Y las estrofas iban exponiendo los logros de la revolución, mientras el cansino son montuno repetía el estribillo, porque se trataba de una revolución sabrosona, comunismo con palmeras:

Que viva Cuba,

viva Fidel...

Cuba se fue haciendo el modelo de la revolución que soñábamos. También nosotros, como Fidel, habíamos dejado los rosarios y las medallas del colegio y creíamos que la única forma de acabar con la dictadura en España era por la vía revolucionaria. Fue entonces cuando mataron al Che en una sierra de Bolivia, quién tuviera un fusil, y nuestros cuartos de estudiantes se llenaron de carteles con su imagen, y Paco García Gómez pintó aquel impresionante retrato de Guevara como un Cristo barroco, en cuyos abiertos ojos muertos alumbraban las dos estrellitas cubanas, dibujo que le compró... ¡Martín Berrocal! Se hablaba, sí, del paredón, y de las expropiaciones, y del éxodo hacia Miami (nada, gusanos), pero mirábamos hacia otro lado, porque Castro, que era de los nuestros, antiguo alumno jesuita y gallego, había devuelto las libertades a los cubanos, mientras aquí seguía negándonosla un general.

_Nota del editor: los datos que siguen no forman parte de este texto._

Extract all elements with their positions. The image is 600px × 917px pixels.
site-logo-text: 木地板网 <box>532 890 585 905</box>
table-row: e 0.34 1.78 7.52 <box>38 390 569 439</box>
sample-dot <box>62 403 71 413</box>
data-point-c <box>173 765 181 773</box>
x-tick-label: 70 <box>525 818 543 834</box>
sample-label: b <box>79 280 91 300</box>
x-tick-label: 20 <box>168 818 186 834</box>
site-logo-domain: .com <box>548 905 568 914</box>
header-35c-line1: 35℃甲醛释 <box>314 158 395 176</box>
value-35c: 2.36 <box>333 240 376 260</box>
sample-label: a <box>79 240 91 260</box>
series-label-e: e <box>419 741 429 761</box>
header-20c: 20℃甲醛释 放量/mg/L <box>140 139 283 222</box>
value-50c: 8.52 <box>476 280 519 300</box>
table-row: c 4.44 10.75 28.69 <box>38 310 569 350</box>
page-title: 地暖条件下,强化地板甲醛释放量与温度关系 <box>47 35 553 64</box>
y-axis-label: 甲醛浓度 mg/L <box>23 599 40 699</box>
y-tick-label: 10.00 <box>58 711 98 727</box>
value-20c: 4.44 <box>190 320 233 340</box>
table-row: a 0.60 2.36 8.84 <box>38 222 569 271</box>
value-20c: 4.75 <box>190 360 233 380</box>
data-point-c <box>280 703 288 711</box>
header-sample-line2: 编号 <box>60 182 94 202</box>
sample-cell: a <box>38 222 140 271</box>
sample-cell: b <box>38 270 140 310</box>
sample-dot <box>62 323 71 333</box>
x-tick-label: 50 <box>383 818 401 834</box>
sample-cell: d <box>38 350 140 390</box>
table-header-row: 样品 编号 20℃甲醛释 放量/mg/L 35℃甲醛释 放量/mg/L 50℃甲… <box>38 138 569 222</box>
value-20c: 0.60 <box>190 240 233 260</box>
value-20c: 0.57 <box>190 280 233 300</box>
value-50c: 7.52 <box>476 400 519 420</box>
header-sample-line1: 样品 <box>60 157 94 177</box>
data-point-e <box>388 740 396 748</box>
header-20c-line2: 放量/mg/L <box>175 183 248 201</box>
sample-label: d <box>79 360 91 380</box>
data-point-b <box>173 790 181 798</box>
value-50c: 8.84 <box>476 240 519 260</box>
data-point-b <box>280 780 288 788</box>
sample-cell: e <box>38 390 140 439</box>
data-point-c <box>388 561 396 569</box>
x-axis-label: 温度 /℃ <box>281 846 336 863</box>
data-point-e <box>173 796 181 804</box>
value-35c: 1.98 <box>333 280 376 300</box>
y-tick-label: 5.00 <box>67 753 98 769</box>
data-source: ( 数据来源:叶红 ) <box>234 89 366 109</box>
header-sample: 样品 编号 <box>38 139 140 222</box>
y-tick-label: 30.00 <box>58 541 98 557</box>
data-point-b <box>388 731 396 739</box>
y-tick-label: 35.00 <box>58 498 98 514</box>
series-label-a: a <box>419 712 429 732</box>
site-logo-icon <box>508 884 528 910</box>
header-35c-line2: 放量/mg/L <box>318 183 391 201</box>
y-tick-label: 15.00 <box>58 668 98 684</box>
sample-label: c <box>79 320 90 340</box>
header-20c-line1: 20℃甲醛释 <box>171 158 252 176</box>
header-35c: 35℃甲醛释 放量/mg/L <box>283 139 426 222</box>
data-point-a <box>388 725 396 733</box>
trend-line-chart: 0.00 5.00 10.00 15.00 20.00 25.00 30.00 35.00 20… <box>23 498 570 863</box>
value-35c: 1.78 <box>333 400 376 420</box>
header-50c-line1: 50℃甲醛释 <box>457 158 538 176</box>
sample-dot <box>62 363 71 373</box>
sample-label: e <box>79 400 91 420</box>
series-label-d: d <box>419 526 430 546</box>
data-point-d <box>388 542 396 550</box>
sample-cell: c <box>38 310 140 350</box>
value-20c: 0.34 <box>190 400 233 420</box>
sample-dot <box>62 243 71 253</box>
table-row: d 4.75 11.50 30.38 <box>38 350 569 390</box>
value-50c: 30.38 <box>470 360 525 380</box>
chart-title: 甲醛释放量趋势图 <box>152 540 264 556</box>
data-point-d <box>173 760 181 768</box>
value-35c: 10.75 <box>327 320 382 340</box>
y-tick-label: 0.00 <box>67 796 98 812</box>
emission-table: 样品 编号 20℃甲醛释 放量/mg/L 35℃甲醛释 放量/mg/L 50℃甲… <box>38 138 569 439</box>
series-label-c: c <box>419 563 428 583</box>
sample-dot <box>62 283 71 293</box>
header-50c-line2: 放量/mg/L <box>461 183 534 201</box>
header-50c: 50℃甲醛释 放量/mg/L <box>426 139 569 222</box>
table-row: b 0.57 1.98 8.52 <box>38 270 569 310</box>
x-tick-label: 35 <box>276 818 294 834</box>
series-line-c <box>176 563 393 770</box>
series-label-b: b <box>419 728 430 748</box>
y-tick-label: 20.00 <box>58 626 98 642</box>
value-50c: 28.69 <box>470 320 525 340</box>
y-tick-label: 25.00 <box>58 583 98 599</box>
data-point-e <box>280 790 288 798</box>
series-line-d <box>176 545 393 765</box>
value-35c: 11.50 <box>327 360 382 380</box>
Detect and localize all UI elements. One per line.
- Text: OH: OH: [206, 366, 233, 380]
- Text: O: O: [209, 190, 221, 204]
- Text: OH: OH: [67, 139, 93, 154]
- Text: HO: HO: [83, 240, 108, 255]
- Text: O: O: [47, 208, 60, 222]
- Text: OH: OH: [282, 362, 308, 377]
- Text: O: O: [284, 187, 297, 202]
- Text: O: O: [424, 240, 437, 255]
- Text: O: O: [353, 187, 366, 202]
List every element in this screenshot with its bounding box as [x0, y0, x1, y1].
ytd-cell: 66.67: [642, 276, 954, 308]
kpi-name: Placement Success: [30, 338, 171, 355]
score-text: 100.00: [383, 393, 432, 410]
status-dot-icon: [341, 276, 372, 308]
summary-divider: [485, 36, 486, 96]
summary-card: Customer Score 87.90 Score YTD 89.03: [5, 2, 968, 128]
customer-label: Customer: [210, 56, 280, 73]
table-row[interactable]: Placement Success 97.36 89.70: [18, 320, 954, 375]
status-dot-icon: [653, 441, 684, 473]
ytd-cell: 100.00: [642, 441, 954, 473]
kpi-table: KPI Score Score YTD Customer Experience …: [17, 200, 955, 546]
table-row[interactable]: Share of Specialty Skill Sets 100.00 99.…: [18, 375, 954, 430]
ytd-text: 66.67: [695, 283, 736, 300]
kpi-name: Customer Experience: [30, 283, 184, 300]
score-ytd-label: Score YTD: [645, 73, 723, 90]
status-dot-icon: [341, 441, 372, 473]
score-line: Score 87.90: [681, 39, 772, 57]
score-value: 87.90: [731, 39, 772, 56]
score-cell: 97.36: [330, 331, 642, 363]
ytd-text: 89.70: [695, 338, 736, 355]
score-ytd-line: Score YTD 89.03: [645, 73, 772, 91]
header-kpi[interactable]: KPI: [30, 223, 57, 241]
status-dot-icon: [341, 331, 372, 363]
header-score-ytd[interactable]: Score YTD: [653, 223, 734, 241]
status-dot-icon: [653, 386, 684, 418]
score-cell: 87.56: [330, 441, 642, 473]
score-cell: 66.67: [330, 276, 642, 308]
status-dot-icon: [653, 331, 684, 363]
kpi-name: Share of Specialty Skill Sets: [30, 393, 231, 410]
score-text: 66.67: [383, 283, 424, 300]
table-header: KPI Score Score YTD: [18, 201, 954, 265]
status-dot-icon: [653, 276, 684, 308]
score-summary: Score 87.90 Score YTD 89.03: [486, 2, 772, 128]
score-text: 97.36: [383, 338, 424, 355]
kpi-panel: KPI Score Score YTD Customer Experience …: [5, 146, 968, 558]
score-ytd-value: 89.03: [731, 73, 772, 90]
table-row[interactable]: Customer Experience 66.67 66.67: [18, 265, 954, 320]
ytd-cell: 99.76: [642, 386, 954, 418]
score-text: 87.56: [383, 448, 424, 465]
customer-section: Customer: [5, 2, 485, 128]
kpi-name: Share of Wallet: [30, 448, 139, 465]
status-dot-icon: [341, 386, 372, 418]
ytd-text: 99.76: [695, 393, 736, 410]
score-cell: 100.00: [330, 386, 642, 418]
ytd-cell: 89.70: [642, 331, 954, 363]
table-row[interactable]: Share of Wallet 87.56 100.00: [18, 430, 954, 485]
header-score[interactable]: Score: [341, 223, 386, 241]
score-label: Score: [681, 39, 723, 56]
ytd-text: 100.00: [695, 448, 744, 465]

Y Carlos Puebla le puso la música a todo aquel sueño cubano de libertades. Lo oíamos en el disco de "Le Chants du Monde", que algún amigo al que la Brigada Social no le había negado el pasaporte nos había traído de París. Carlos Puebla y Los Tradicionales le ponía música de maracas a nuestros recuerdos, tan recientes, de los boleros de Machín, de la trompeta de Pepín el Caballo, pero con la letra de las libertades que soñábamos. De memoria nos aprendimos todos aquellos sones, guarachas, rumbas, danzones, tan nuestros, tan del Cubanito. Carlos Puebla nos trajo un cucuruchito de maní de la libertades que aquí nos faltaban. Aprendimos a quererte desde la histórica altura", Carlos Puebla, porque llegó el comandante y mandó parar, cuando toda Santa Clara le puso cerco a la muerte, porque la reforma agraria va, de todas maneras va, y si no fuera por Emiliana nos quedaríamos con las ganas de tomar café, así pensaban seguir, con OEA y sin OEA, yo también, yo también, yo también pertenezco al Comité... Todos pertenecíamos al comité de la belleza de la música cubana burguesa, que Carlos Puebla había hecho revolucionaria como nuestros sueños.